“Lo Stato sta perdendo la battaglia, la società si mobiliti per una rivoluzione civile che ponga fine ai femminicidi”. Nota della Conferenza delle Donne Democratiche del PD dell’Emilia-Romagna in occasione della Giornata internazionale contro la violenza di genere.
“Dopo i femminicidi degli ultimi giorni di Sassuolo e Reggio Emilia prevale la rabbia verso un sistema inadeguato che non protegge le donne. Quelle donne avevano denunciato, avevano chiesto aiuto. Troppi sono i femminicidi che si configurano come morti annunciate. E senza fine è la scia di una violenza che non risparmia i bambini. È inaccettabile. Le panchine rosse e i tanti eventi di sensibilizzazione che in questi giorni vengono promossi dalle nostre Comunità locali e dalle associazioni sono necessari, ma non bastano. Questa piaga civile, sociale e strutturale chiama in causa, oltre alla responsabilità diretta degli uomini violenti, una responsabilità collettiva che coinvolge in primo luogo i presìdi dello Stato di diritto, tutte le istituzioni che hanno gli strumenti per prevenirla e contrastarla. La mattanza, lo stillicidio cui assistiamo ci porta, in occasione della Giornata internazionale del 25 novembre per l’eliminazione della violenza contro le donne, a fare un bilancio negativo, profondamente drammatico, di una battaglia che lo Stato sta perdendo.
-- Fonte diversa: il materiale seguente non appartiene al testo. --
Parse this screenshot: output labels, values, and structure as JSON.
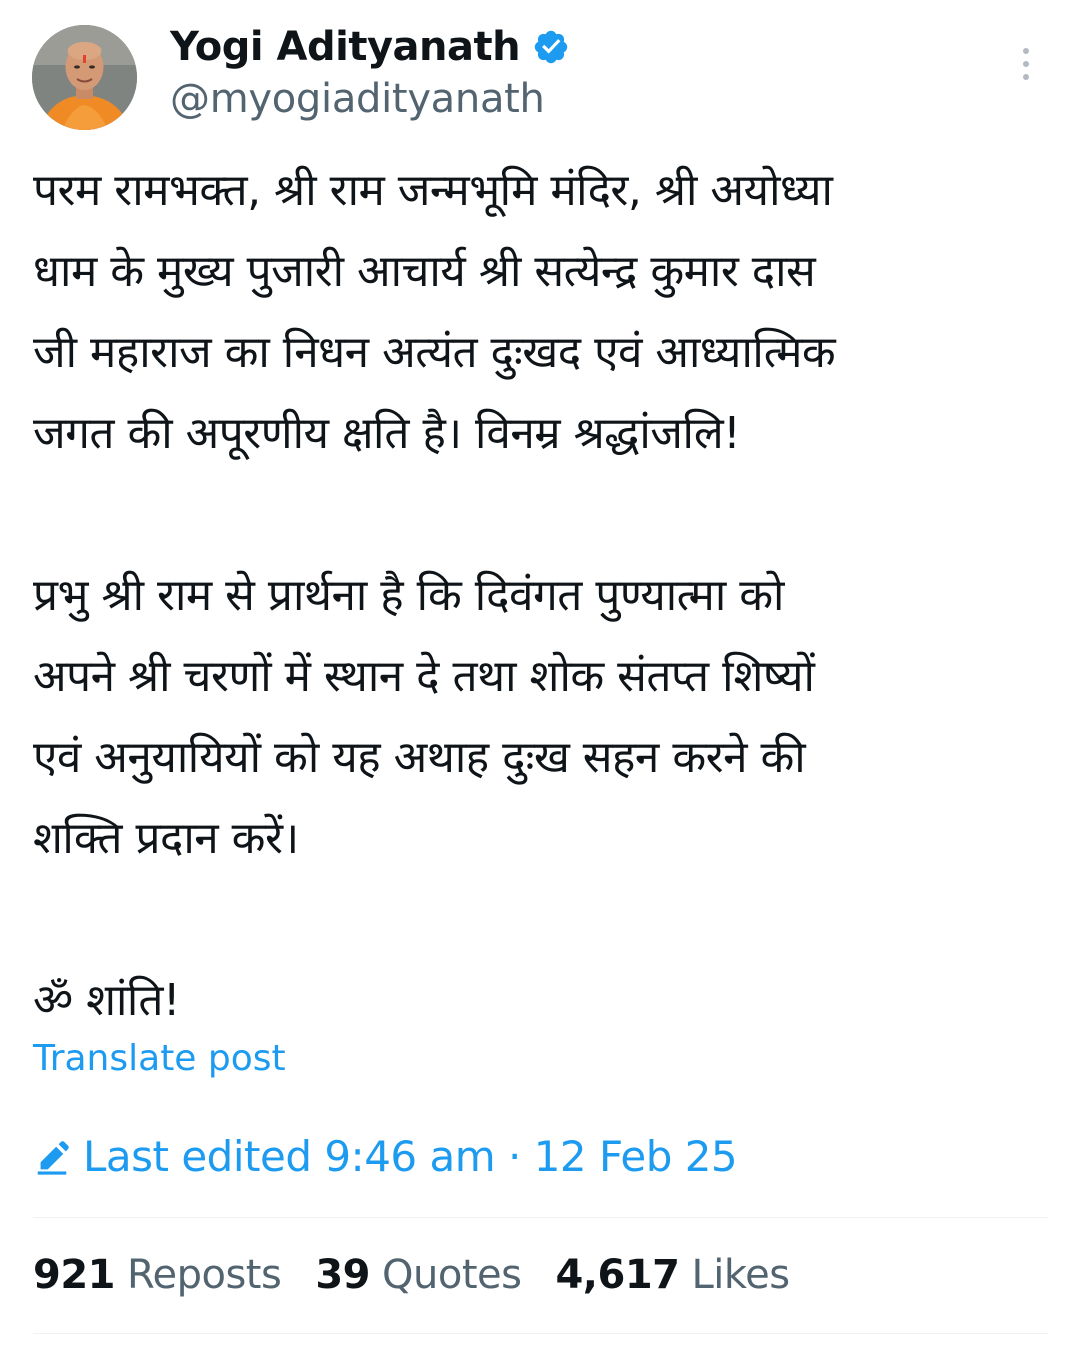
{
  "author": {
    "display_name": "Yogi Adityanath",
    "handle": "@myogiadityanath",
    "verified": true,
    "avatar_icon": "profile-photo"
  },
  "tweet": {
    "paragraphs": [
      [
        "परम रामभक्त, श्री राम जन्मभूमि मंदिर, श्री अयोध्या",
        "धाम के मुख्य पुजारी आचार्य श्री सत्येन्द्र कुमार दास",
        "जी महाराज का निधन अत्यंत दुःखद एवं आध्यात्मिक",
        "जगत की अपूरणीय क्षति है। विनम्र श्रद्धांजलि!"
      ],
      [
        "प्रभु श्री राम से प्रार्थना है कि दिवंगत पुण्यात्मा को",
        "अपने श्री चरणों में स्थान दे तथा शोक संतप्त शिष्यों",
        "एवं अनुयायियों को यह अथाह दुःख सहन करने की",
        "शक्ति प्रदान करें।"
      ],
      [
        "ॐ शांति!"
      ]
    ],
    "translate_label": "Translate post",
    "edited_text": "Last edited 9:46 am · 12 Feb 25"
  },
  "stats": {
    "reposts": {
      "count": "921",
      "label": "Reposts"
    },
    "quotes": {
      "count": "39",
      "label": "Quotes"
    },
    "likes": {
      "count": "4,617",
      "label": "Likes"
    }
  },
  "colors": {
    "link": "#1d9bf0",
    "secondary_text": "#536471",
    "primary_text": "#0f1419",
    "divider": "#eff3f4"
  }
}
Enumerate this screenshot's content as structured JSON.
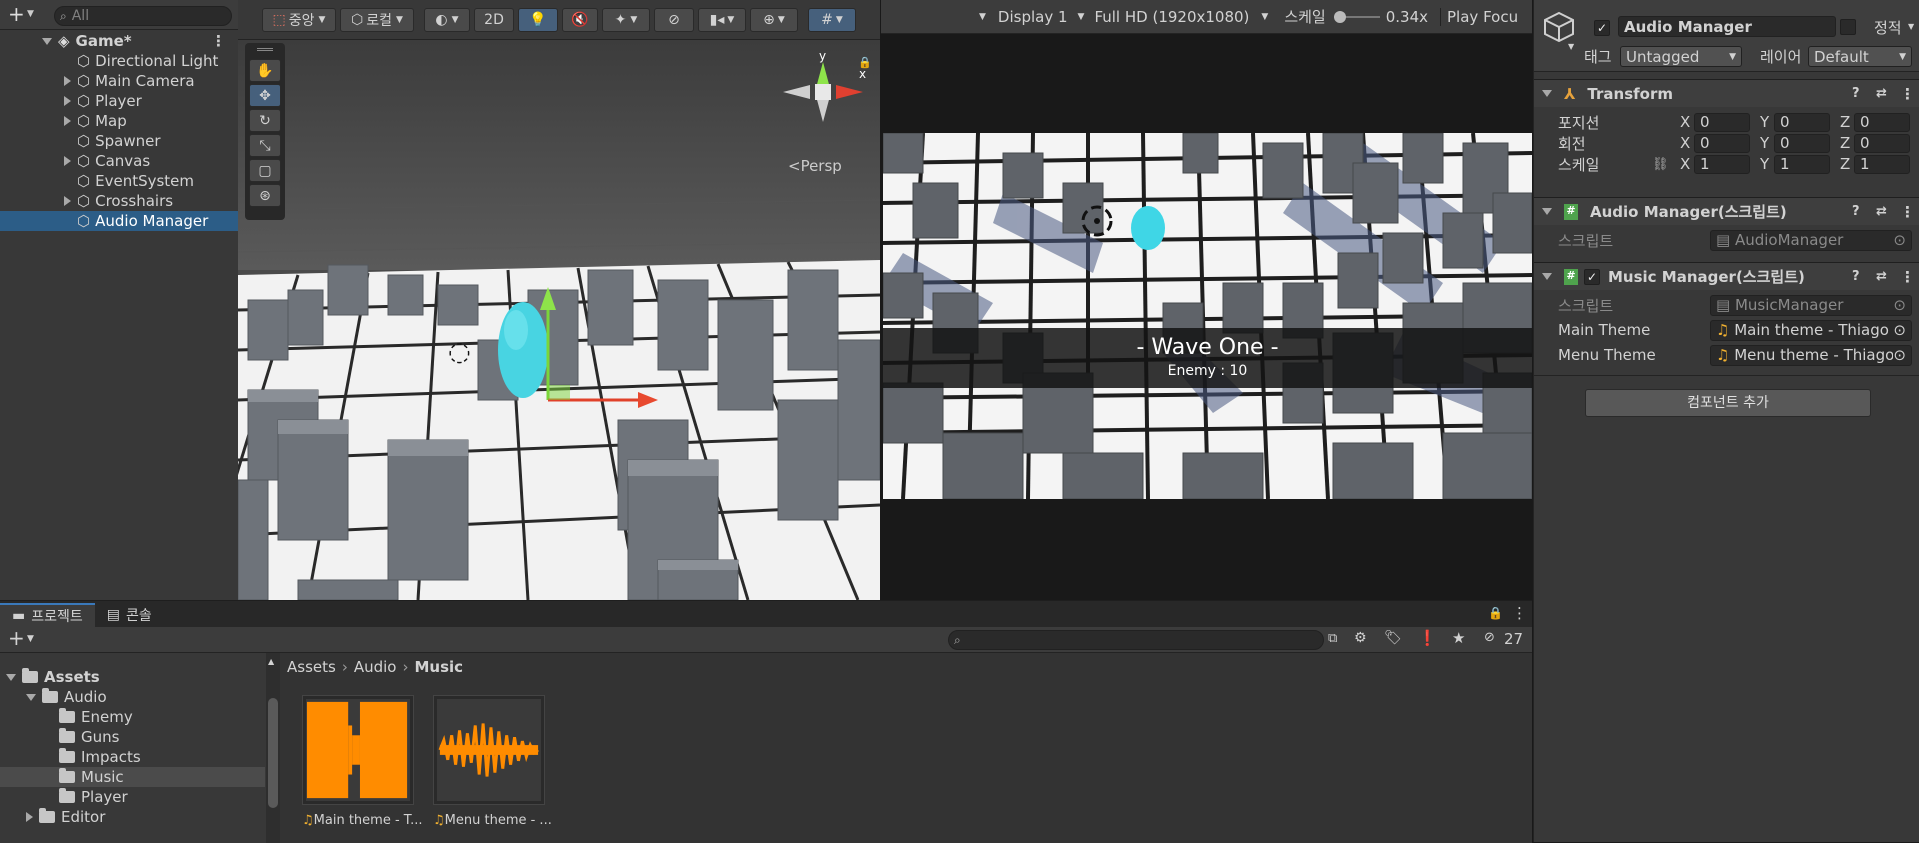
{
  "hierarchy": {
    "add_label": "+",
    "search_placeholder": "All",
    "scene": "Game*",
    "items": [
      {
        "label": "Directional Light",
        "expandable": false
      },
      {
        "label": "Main Camera",
        "expandable": true
      },
      {
        "label": "Player",
        "expandable": true
      },
      {
        "label": "Map",
        "expandable": true
      },
      {
        "label": "Spawner",
        "expandable": false
      },
      {
        "label": "Canvas",
        "expandable": true
      },
      {
        "label": "EventSystem",
        "expandable": false
      },
      {
        "label": "Crosshairs",
        "expandable": true
      },
      {
        "label": "Audio Manager",
        "expandable": false,
        "selected": true
      }
    ]
  },
  "scene_toolbar": {
    "pivot": "중앙",
    "space": "로컬",
    "mode_2d": "2D",
    "persp": "<Persp",
    "axis_x": "x",
    "axis_y": "y"
  },
  "game_toolbar": {
    "display": "Display 1",
    "resolution": "Full HD (1920x1080)",
    "scale_label": "스케일",
    "scale_value": "0.34x",
    "play_focus": "Play Focu"
  },
  "game_view": {
    "wave_title": "- Wave One -",
    "enemy_text": "Enemy : 10"
  },
  "inspector": {
    "object_name": "Audio Manager",
    "static_label": "정적",
    "tag_label": "태그",
    "tag_value": "Untagged",
    "layer_label": "레이어",
    "layer_value": "Default",
    "transform": {
      "title": "Transform",
      "rows": [
        {
          "label": "포지션",
          "x": "0",
          "y": "0",
          "z": "0"
        },
        {
          "label": "회전",
          "x": "0",
          "y": "0",
          "z": "0"
        },
        {
          "label": "스케일",
          "x": "1",
          "y": "1",
          "z": "1"
        }
      ]
    },
    "audio_manager": {
      "title": "Audio Manager(스크립트)",
      "script_label": "스크립트",
      "script_value": "AudioManager"
    },
    "music_manager": {
      "title": "Music Manager(스크립트)",
      "script_label": "스크립트",
      "script_value": "MusicManager",
      "main_theme_label": "Main Theme",
      "main_theme_value": "Main theme - Thiago A",
      "menu_theme_label": "Menu Theme",
      "menu_theme_value": "Menu theme - Thiago ."
    },
    "add_component": "컴포넌트 추가"
  },
  "project": {
    "tab_project": "프로젝트",
    "tab_console": "콘솔",
    "hidden_count": "27",
    "tree": [
      {
        "label": "Assets",
        "depth": 0,
        "bold": true,
        "open": true
      },
      {
        "label": "Audio",
        "depth": 1,
        "open": true
      },
      {
        "label": "Enemy",
        "depth": 2
      },
      {
        "label": "Guns",
        "depth": 2
      },
      {
        "label": "Impacts",
        "depth": 2
      },
      {
        "label": "Music",
        "depth": 2,
        "selected": true
      },
      {
        "label": "Player",
        "depth": 2
      },
      {
        "label": "Editor",
        "depth": 1
      }
    ],
    "breadcrumb": [
      "Assets",
      "Audio",
      "Music"
    ],
    "assets": [
      {
        "label": "Main theme - T..."
      },
      {
        "label": "Menu theme - ..."
      }
    ]
  },
  "colors": {
    "selection": "#2c5d87",
    "waveform": "#ff8c00",
    "accent_blue": "#46607c"
  }
}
Le Donne Democratiche hanno contribuito in Emilia-Romagna a consolidare una robusta rete di Centri antiviolenza e di servizi sociosanitari a tutela e prevenzione sui territori, a realizzare con una legge quadro per la parità una politica concreta che in Regione sta affrontando con interventi organici e risorse adeguate tutti gli aspetti culturali e discriminatori che alimentano la violenza maschile. Tale impegno strategico, 365 giorni l’anno deve essere supportato e integrato dall’utilizzo coerente e convergente di ogni strumento di legge e istituzionale teso a proteggere le donne minacciate e violate.
Resta infatti un buco nero che riguarda inevitabilmente anche la giustizia e le forze dell’ordine. I dati della commissione parlamentare d’inchiesta su femminicidi e violenza di genere parlano chiaro. In Italia (come in quasi tutti i Paesi del mondo) mancano dati univoci, un Osservatorio nazionale che offra un quadro certo e ufficiale dei femminicidi e di tutti gli abusi e reati contro le donne. Persiste una difficoltà a riconoscere la violenza nelle relazioni intime, da cui discende una sottovalutazione delle denunce e un ridimensionamento dei fatti poiché ancora oggi accade che la violenza venga derubricata dalle forze dell’ordine a “lite familiare” o “relazione burrascosa” e la donna persuasa a tornare a casa e lasciar perdere. Provvedimenti restrittivi e di protezione delle donne che pure trovano il coraggio di denunciare, come gli allontanamenti dei partner dai contesti familiari e i braccialetti elettronici, non vengono applicati con rigore univoco basato sulla corretta e completa lettura dei fattori di rischio. Manca con tutta evidenza un’adeguata formazione degli operatori, anche in Magistratura e tra gli operatori del diritto, spesso sprovvisti dei necessari elementi di conoscenza e consapevolezza dei fattori di rischio e delle caratteristiche di un fenomeno complesso qual è la violenza di genere. Tale fragilità nell’applicazione degli strumenti di legge, tali sottovalutazioni culturali e il persistere di stereotipi a carico delle donne, inducono il 63% di loro a non parlare con nessuno della violenza subita. Oggi l’imperativo morale è non lasciare sola nessuna ragazza e nessuna donna nella paura e nell’invisibilità di una violenza che per l’80% si consuma tra le pareti domestiche e nelle relazioni affettive.
Le Donne Democratiche dell’Emilia-Romagna, nel ritenere adeguato e da estendere a livello nazionale l’approccio sistemico del Piano regionale 2021-23 della Regione Emilia-Romagna, chiamano a raccolta tutte le donne e gli uomini consapevoli della radice culturale e patriarcale di una violenza endemica quanto inaccettabile in un Paese civile che si dice democratico. Riteniamo urgente una mobilitazione dal basso, che si appelli allo Stato, alle istituzioni tutte che hanno in mano la vita di donne e ragazze violate, segregate minacciate da uomini violenti. Nell’accogliere con grande favore l’iniziativa di una Assemblea legislativa straordinaria per dicembre, lanciata dalla presidente Emma Petitti e dal presidente della Regione Bonaccini, riteniamo che la piaga sociale del femminicidio richieda una vera e propria rivoluzione civile a baluardo dello Stato di diritto e di una democrazia che o è paritaria, o non è. La violenza non deve diventare un destino.”